HTTP Caching with ETags

CyberSecFeed supports HTTP caching through ETags (Entity Tags), allowing you to avoid downloading unchanged data and significantly reduce bandwidth usage.

How ETags Work

Initial Request: Server sends response with ETag header
Client Storage: Client stores the ETag value
Subsequent Request: Client sends If-None-Match header with stored ETag
Server Response:
- 304 Not Modified if data unchanged (no response body)
- 200 OK with new data and new ETag if changed

Benefits

Bandwidth Savings: Up to 96% reduction for unchanged data
Faster Response: 304 responses are much quicker
Reduced Server Load: Less data processing and transfer
Cost Efficiency: Lower data transfer costs

Basic Implementation

cURL Example

# First request - save ETag
curl -i -H "X-API-Key: your-api-key-here" \
     https://api.cybersecfeed.com/api/v1/cve/CVE-2024-0001

# Response includes:
# ETag: "33a64df551425fcc55e4d42a148795d9f25f89d4"

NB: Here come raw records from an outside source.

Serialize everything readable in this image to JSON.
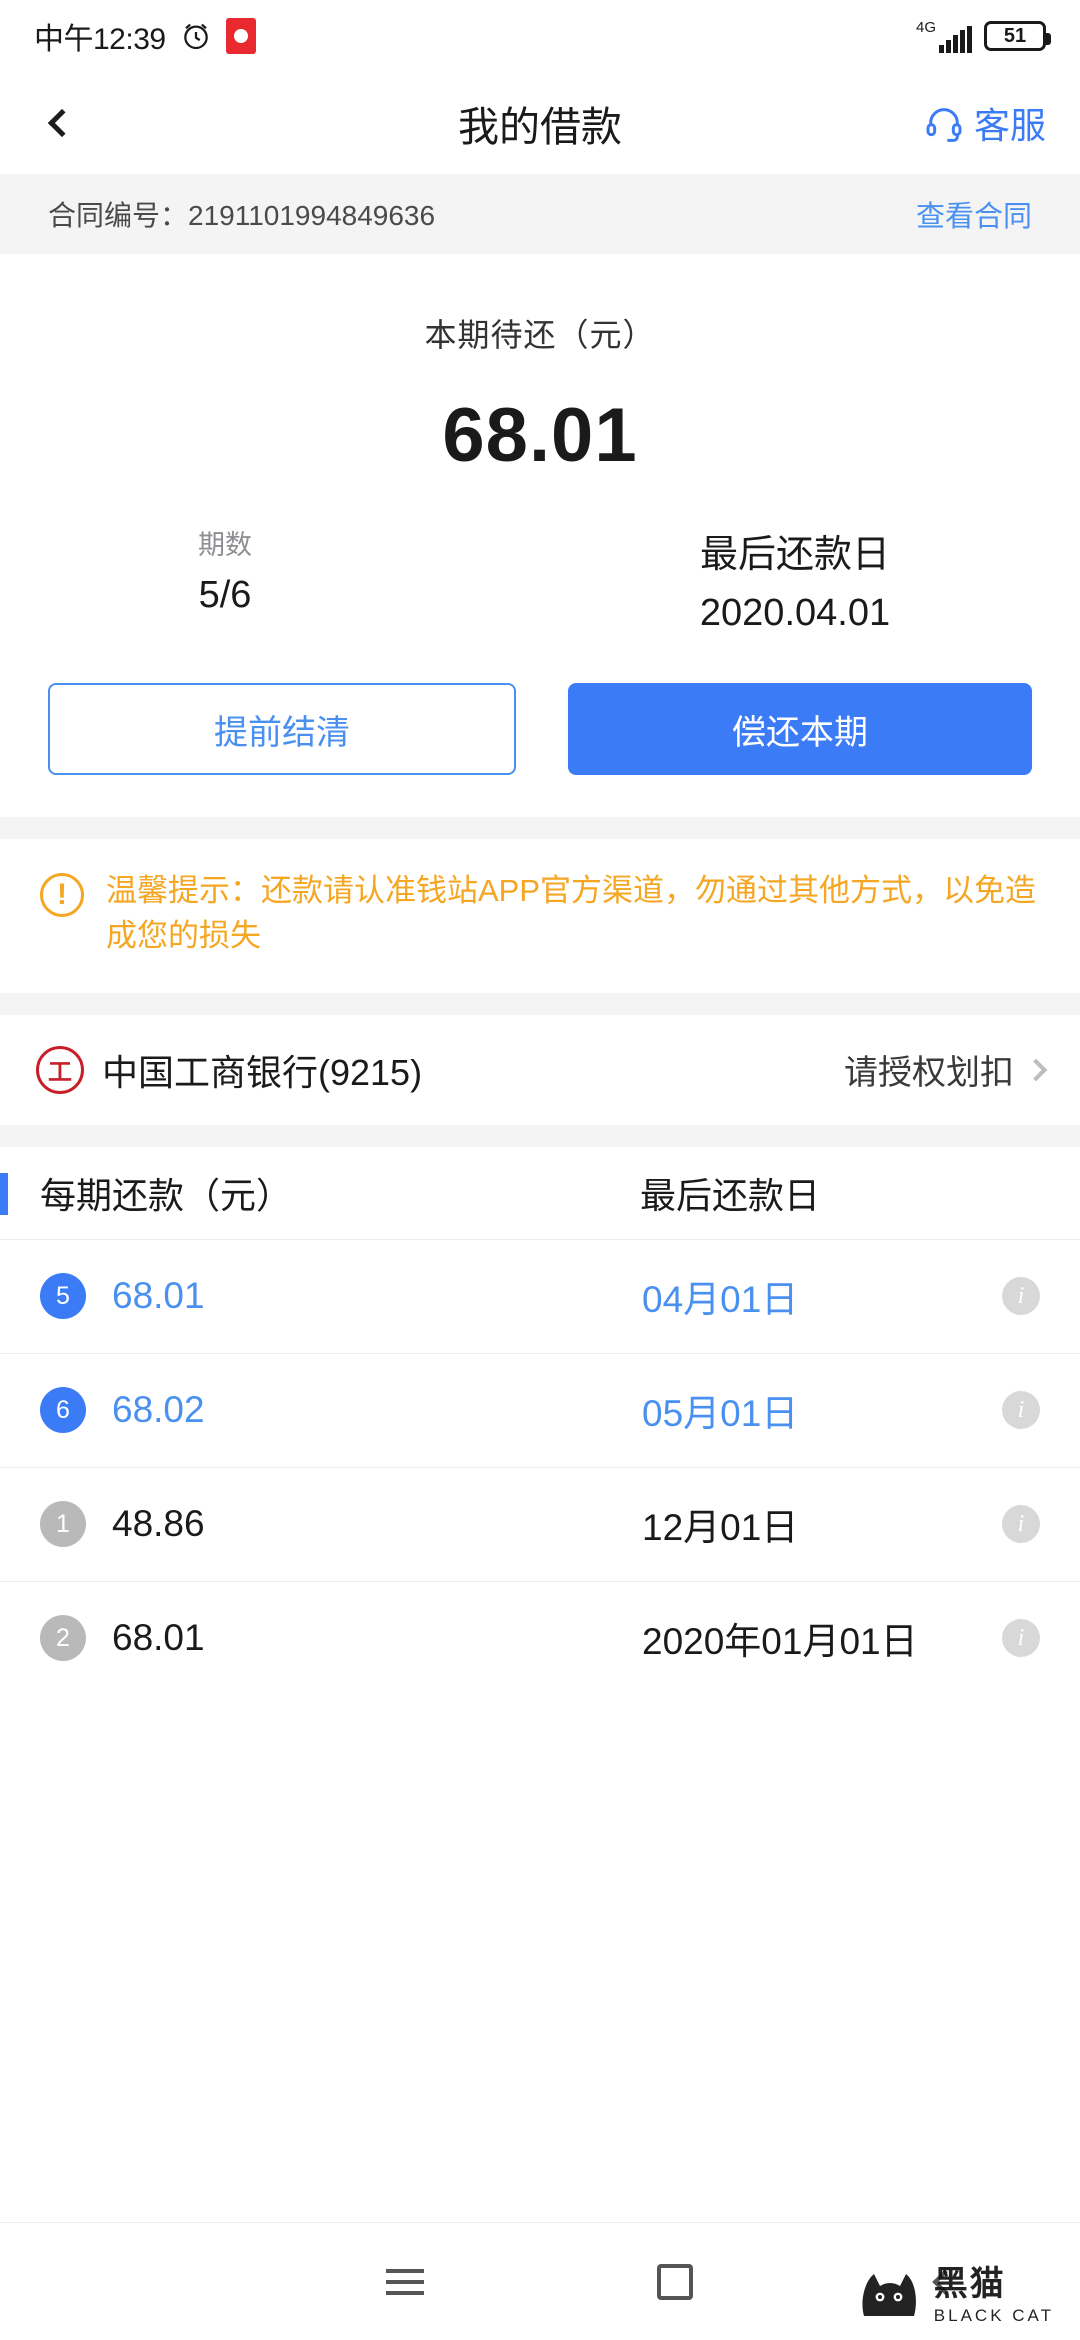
{
  "status_bar": {
    "time": "中午12:39",
    "alarm_icon": "alarm-clock-icon",
    "app_icon": "red-app-icon",
    "network": "4G",
    "battery": "51"
  },
  "nav": {
    "back_icon": "chevron-left-icon",
    "title": "我的借款",
    "support_icon": "headset-icon",
    "support_label": "客服"
  },
  "contract": {
    "label": "合同编号：2191101994849636",
    "link": "查看合同"
  },
  "summary": {
    "amount_label": "本期待还（元）",
    "amount": "68.01",
    "period_label": "期数",
    "period_value": "5/6",
    "due_label": "最后还款日",
    "due_value": "2020.04.01",
    "btn_settle": "提前结清",
    "btn_repay": "偿还本期"
  },
  "warning": {
    "icon": "exclamation-icon",
    "text": "温馨提示：还款请认准钱站APP官方渠道，勿通过其他方式，以免造成您的损失"
  },
  "bank": {
    "icon": "icbc-logo-icon",
    "name": "中国工商银行(9215)",
    "action": "请授权划扣",
    "chevron": "chevron-right-icon"
  },
  "schedule": {
    "col_amount": "每期还款（元）",
    "col_date": "最后还款日",
    "rows": [
      {
        "no": "5",
        "amount": "68.01",
        "date": "04月01日",
        "active": true
      },
      {
        "no": "6",
        "amount": "68.02",
        "date": "05月01日",
        "active": true
      },
      {
        "no": "1",
        "amount": "48.86",
        "date": "12月01日",
        "active": false
      },
      {
        "no": "2",
        "amount": "68.01",
        "date": "2020年01月01日",
        "active": false
      }
    ],
    "info_icon": "info-icon"
  },
  "system_nav": {
    "menu_icon": "menu-icon",
    "home_icon": "home-square-icon",
    "back_icon": "back-chevron-icon"
  },
  "watermark": {
    "logo_icon": "black-cat-icon",
    "cn": "黑猫",
    "en": "BLACK CAT"
  },
  "colors": {
    "accent": "#3b7cf6",
    "link": "#4a90f0",
    "warning": "#f5a623",
    "strip_bg": "#f4f4f4"
  }
}
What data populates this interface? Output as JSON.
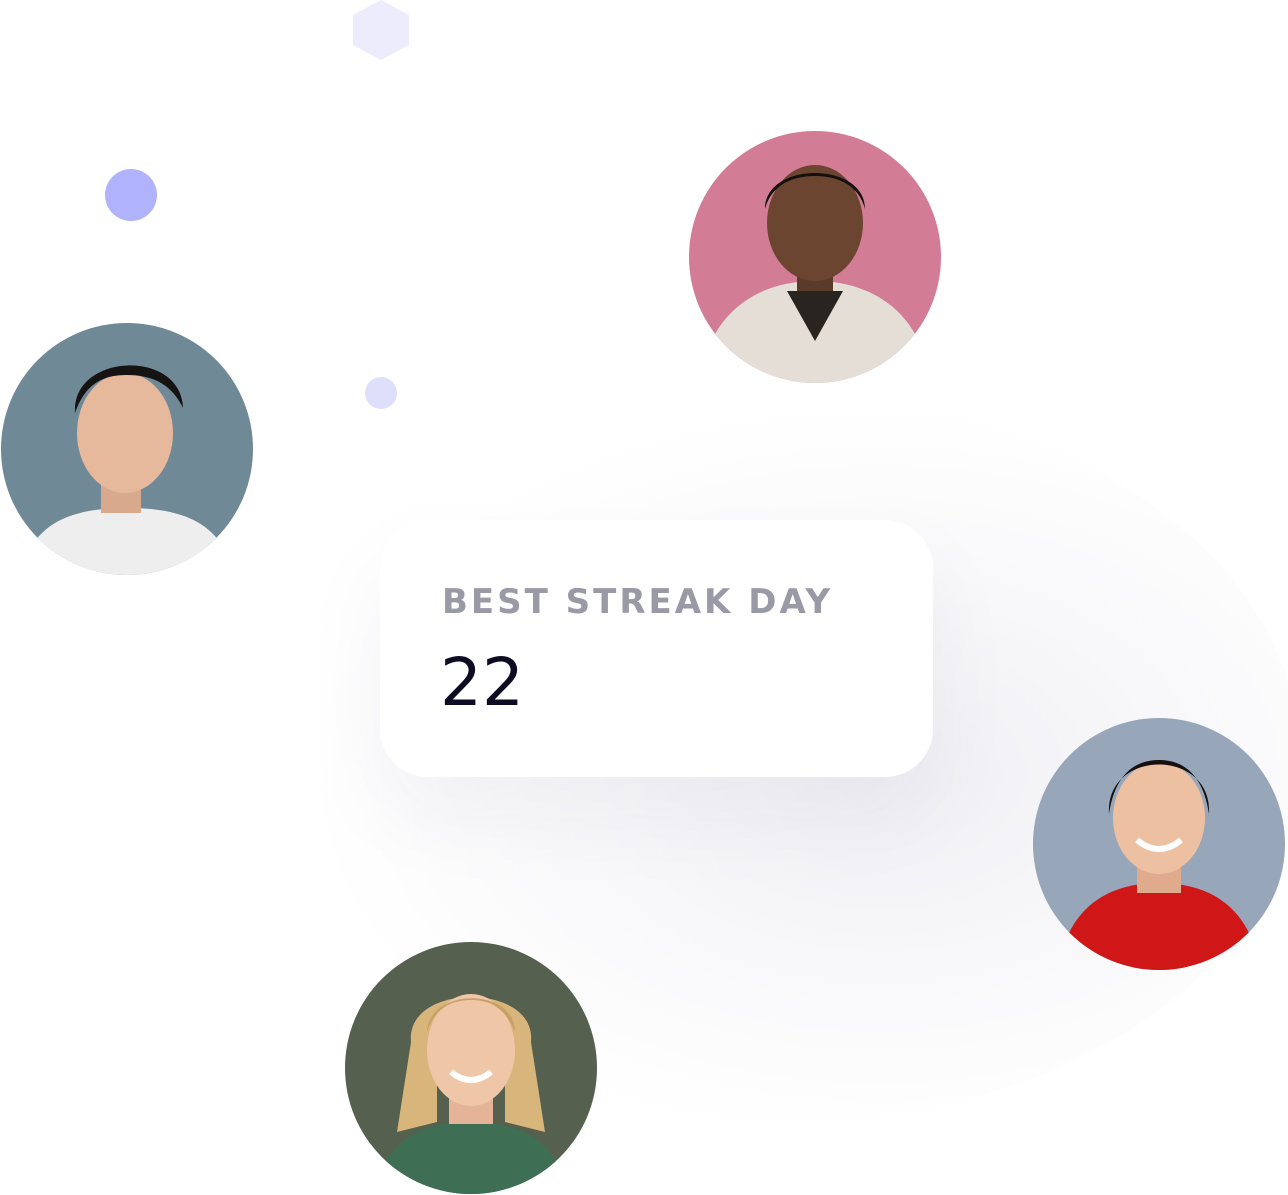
{
  "stat": {
    "label": "BEST STREAK DAY",
    "value": "22"
  },
  "colors": {
    "accent_dot": "#b0b2fb",
    "light_dot": "#dedffb",
    "hexagon": "#ececfd",
    "label_text": "#9a99a6",
    "value_text": "#0e0c22"
  },
  "avatars": [
    {
      "icon": "person-photo-icon",
      "background": "#d27c95",
      "shirt": "#e4ded6"
    },
    {
      "icon": "person-photo-icon",
      "background": "#6f8a96",
      "shirt": "#eeeeee"
    },
    {
      "icon": "person-photo-icon",
      "background": "#97a6b9",
      "shirt": "#d01717"
    },
    {
      "icon": "person-photo-icon",
      "background": "#56604f",
      "shirt": "#3e6f54"
    }
  ]
}
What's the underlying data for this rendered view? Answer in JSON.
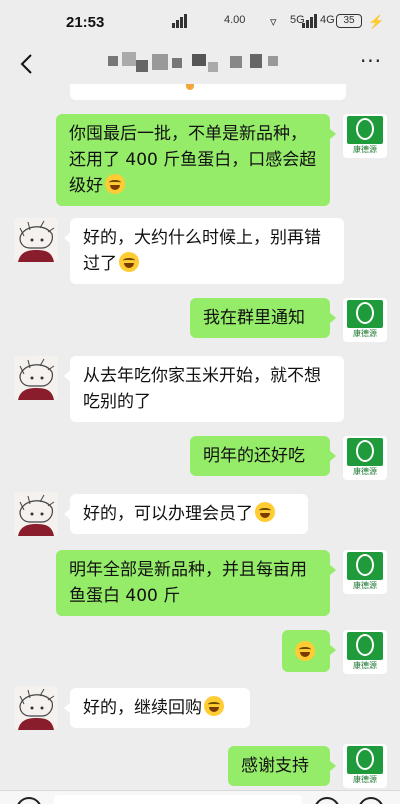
{
  "status_bar": {
    "time": "21:53",
    "network_rate": "4.00",
    "wifi": "▿",
    "net_5g": "5G",
    "net_4g": "4G",
    "battery": "35",
    "charging": "⚡"
  },
  "nav": {
    "more": "···"
  },
  "messages": [
    {
      "side": "sent",
      "text": "你囤最后一批，不单是新品种，还用了 400 斤鱼蛋白，口感会超级好",
      "emoji": true
    },
    {
      "side": "recv",
      "text": "好的，大约什么时候上，别再错过了",
      "emoji": true
    },
    {
      "side": "sent",
      "text": "我在群里通知",
      "emoji": false
    },
    {
      "side": "recv",
      "text": "从去年吃你家玉米开始，就不想吃别的了",
      "emoji": false
    },
    {
      "side": "sent",
      "text": "明年的还好吃",
      "emoji": false
    },
    {
      "side": "recv",
      "text": "好的，可以办理会员了",
      "emoji": true
    },
    {
      "side": "sent",
      "text": "明年全部是新品种，并且每亩用鱼蛋白 400 斤",
      "emoji": false
    },
    {
      "side": "sent",
      "text": "",
      "emoji": true
    },
    {
      "side": "recv",
      "text": "好的，继续回购",
      "emoji": true
    },
    {
      "side": "sent",
      "text": "感谢支持",
      "emoji": false
    }
  ],
  "biz_avatar": {
    "logo_text": "康德源"
  },
  "colors": {
    "sent_bubble": "#95ec69",
    "recv_bubble": "#ffffff",
    "background": "#ededed",
    "logo_green": "#1f9b3b"
  }
}
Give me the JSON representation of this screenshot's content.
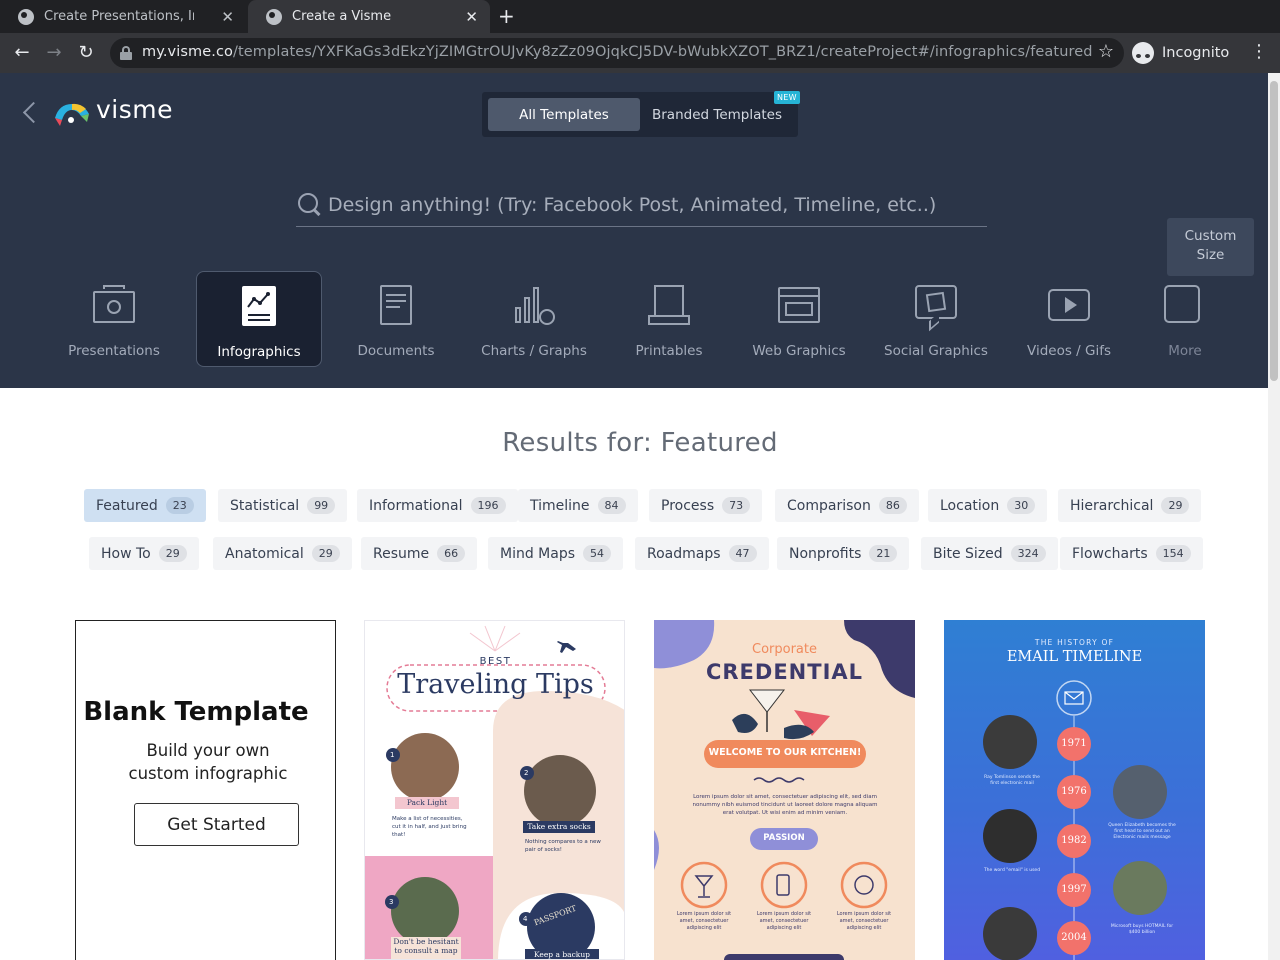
{
  "browser": {
    "tabs": [
      {
        "title": "Create Presentations, Infog",
        "active": false
      },
      {
        "title": "Create a Visme",
        "active": true
      }
    ],
    "new_tab": "+",
    "url_host": "my.visme.co",
    "url_path": "/templates/YXFKaGs3dEkzYjZIMGtrOUJvKy8zZz09OjqkCJ5DV-bWubkXZOT_BRZ1/createProject#/infographics/featured",
    "profile": "Incognito"
  },
  "header": {
    "logo_text": "visme",
    "switcher": {
      "all": "All Templates",
      "branded": "Branded Templates",
      "badge": "NEW"
    },
    "search_placeholder": "Design anything! (Try: Facebook Post, Animated, Timeline, etc..)",
    "categories": [
      {
        "label": "Presentations",
        "active": false
      },
      {
        "label": "Infographics",
        "active": true
      },
      {
        "label": "Documents",
        "active": false
      },
      {
        "label": "Charts / Graphs",
        "active": false
      },
      {
        "label": "Printables",
        "active": false
      },
      {
        "label": "Web Graphics",
        "active": false
      },
      {
        "label": "Social Graphics",
        "active": false
      },
      {
        "label": "Videos / Gifs",
        "active": false
      },
      {
        "label": "More",
        "active": false
      }
    ],
    "custom_size_line1": "Custom",
    "custom_size_line2": "Size"
  },
  "results": {
    "title": "Results for: Featured",
    "filters": [
      {
        "label": "Featured",
        "count": "23",
        "active": true
      },
      {
        "label": "Statistical",
        "count": "99"
      },
      {
        "label": "Informational",
        "count": "196"
      },
      {
        "label": "Timeline",
        "count": "84"
      },
      {
        "label": "Process",
        "count": "73"
      },
      {
        "label": "Comparison",
        "count": "86"
      },
      {
        "label": "Location",
        "count": "30"
      },
      {
        "label": "Hierarchical",
        "count": "29"
      },
      {
        "label": "How To",
        "count": "29"
      },
      {
        "label": "Anatomical",
        "count": "29"
      },
      {
        "label": "Resume",
        "count": "66"
      },
      {
        "label": "Mind Maps",
        "count": "54"
      },
      {
        "label": "Roadmaps",
        "count": "47"
      },
      {
        "label": "Nonprofits",
        "count": "21"
      },
      {
        "label": "Bite Sized",
        "count": "324"
      },
      {
        "label": "Flowcharts",
        "count": "154"
      }
    ]
  },
  "blank": {
    "title": "Blank Template",
    "subtitle_line1": "Build your own",
    "subtitle_line2": "custom infographic",
    "button": "Get Started"
  },
  "template_travel": {
    "kicker": "BEST",
    "title": "Traveling Tips",
    "step1_num": "1",
    "step1_label": "Pack Light",
    "step1_text": "Make a list of necessities, cut it in half, and just bring that!",
    "step2_num": "2",
    "step2_label": "Take extra socks",
    "step2_text": "Nothing compares to a new pair of socks!",
    "step3_num": "3",
    "step3_label": "Don't be hesitant to consult a map",
    "step4_num": "4",
    "step4_label": "Keep a backup copy",
    "passport": "PASSPORT"
  },
  "template_credential": {
    "kicker": "Corporate",
    "title": "CREDENTIAL",
    "banner": "WELCOME TO OUR KITCHEN!",
    "body": "Lorem ipsum dolor sit amet, consectetuer adipiscing elit, sed diam nonummy nibh euismod tincidunt ut laoreet dolore magna aliquam erat volutpat. Ut wisi enim ad minim veniam.",
    "pill": "PASSION",
    "col_text": "Lorem ipsum dolor sit amet, consectetuer adipiscing elit"
  },
  "template_email": {
    "kicker": "THE HISTORY OF",
    "title": "EMAIL TIMELINE",
    "years": [
      "1971",
      "1976",
      "1982",
      "1997",
      "2004"
    ],
    "note1": "Ray Tomlinson sends the first electronic mail",
    "note2": "Queen Elizabeth becomes the first head to send out an Electronic mails message",
    "note3": "The word \"email\" is used",
    "note4": "Microsoft buys HOTMAIL for $400 billion"
  },
  "colors": {
    "header_bg": "#2b3548",
    "chip_active": "#cfe0f2",
    "accent_orange": "#f08a5d",
    "timeline_circle": "#f2726b"
  }
}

# Subsequent request with ETag
curl -i -H "X-API-Key: your-api-key-here" \
     -H 'If-None-Match: "33a64df551425fcc55e4d42a148795d9f25f89d4"' \
     https://api.cybersecfeed.com/api/v1/cve/CVE-2024-0001

# If unchanged: HTTP/1.1 304 Not Modified

Python Implementation

import requests
import json
import os

class CachedAPIClient:
    def __init__(self, api_key, cache_dir="./cache"):
        self.api_key = api_key
        self.cache_dir = cache_dir
        self.headers = {"X-API-Key": api_key}

        # Create cache directory
        os.makedirs(cache_dir, exist_ok=True)

    def _get_cache_path(self, cache_key):
        """Get file path for cache storage"""
        return os.path.join(self.cache_dir, f"{cache_key}.json")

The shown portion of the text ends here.